Prof. Krejci, qual é a sua principal mensagem quando se trata de profilaxia moderna de cáries?
O objetivo da odontologia moderna não é o reparo temporário de sintomas clínicos pesados ​​na forma de grandes lesões em decaimento e bolsas periodontais profundas, mas sim a saúde bucal ao longo da vida da população, que defino como ausência de sintomas clínicos. Meu artigo focou em um aspecto desse conceito, a saber, as causas, sintomas e tratamento da cárie, uma infecção crônica do biofilme, cujos sintomas clínicos, sob a forma de lesões em decomposição, ainda são algumas das razões mais comuns de extrações. Estou ciente de que estou falando contra a opinião comum de ensino, que trata as cáries e a periodontite como doenças não transmissíveis, mas seria demais para essa entrevista explicar detalhadamente as razões para essa postura.

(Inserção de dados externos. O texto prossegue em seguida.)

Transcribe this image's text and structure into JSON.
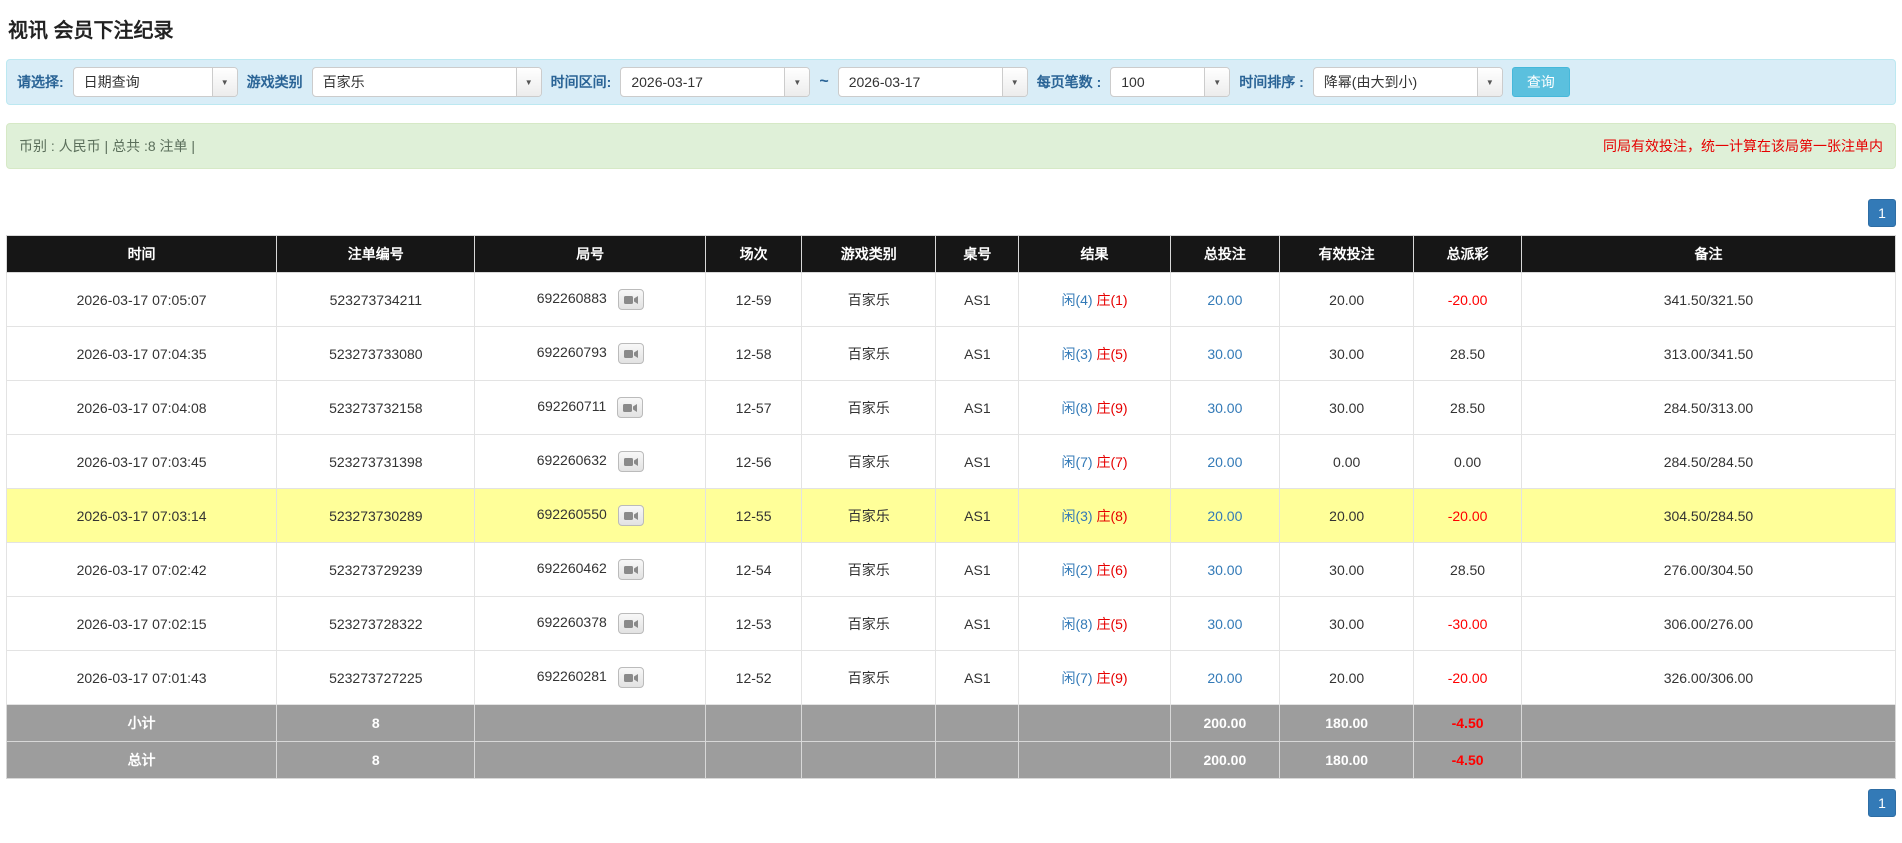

Além da fluoretação cada vez mais criticada, o cálcio biodisponível, a neutralização ácida e os substitutos inofensivos do açúcar podem ser identificados como fatores importantes na prevenção dos sintomas de cárie, na medida em que o paciente não queira reduzir o consumo excessivo de açúcar. Três outras medidas são pelo menos tão importantes: em primeiro lugar, o diagnóstico precoce da cárie inicial; em segundo lugar, a motivação profissional ao longo da vida, a instrução e o acompanhamento de uma rotina de atendimento odontológico domiciliar eficiente e atraumática, no sentido da prevenção primária; e, em terceiro lugar, o uso de restaurações com adesivos não invasivos para parar ou pelo menos retardar os sintomas de cárie subclínica no sentido de profilaxia secundária. Restaurações compostas minimamente invasivas diretas e indiretas complementam essa filosofia em pacientes que entram nesse conceito com grandes lesões decompostas existentes ou com restaurações existentes.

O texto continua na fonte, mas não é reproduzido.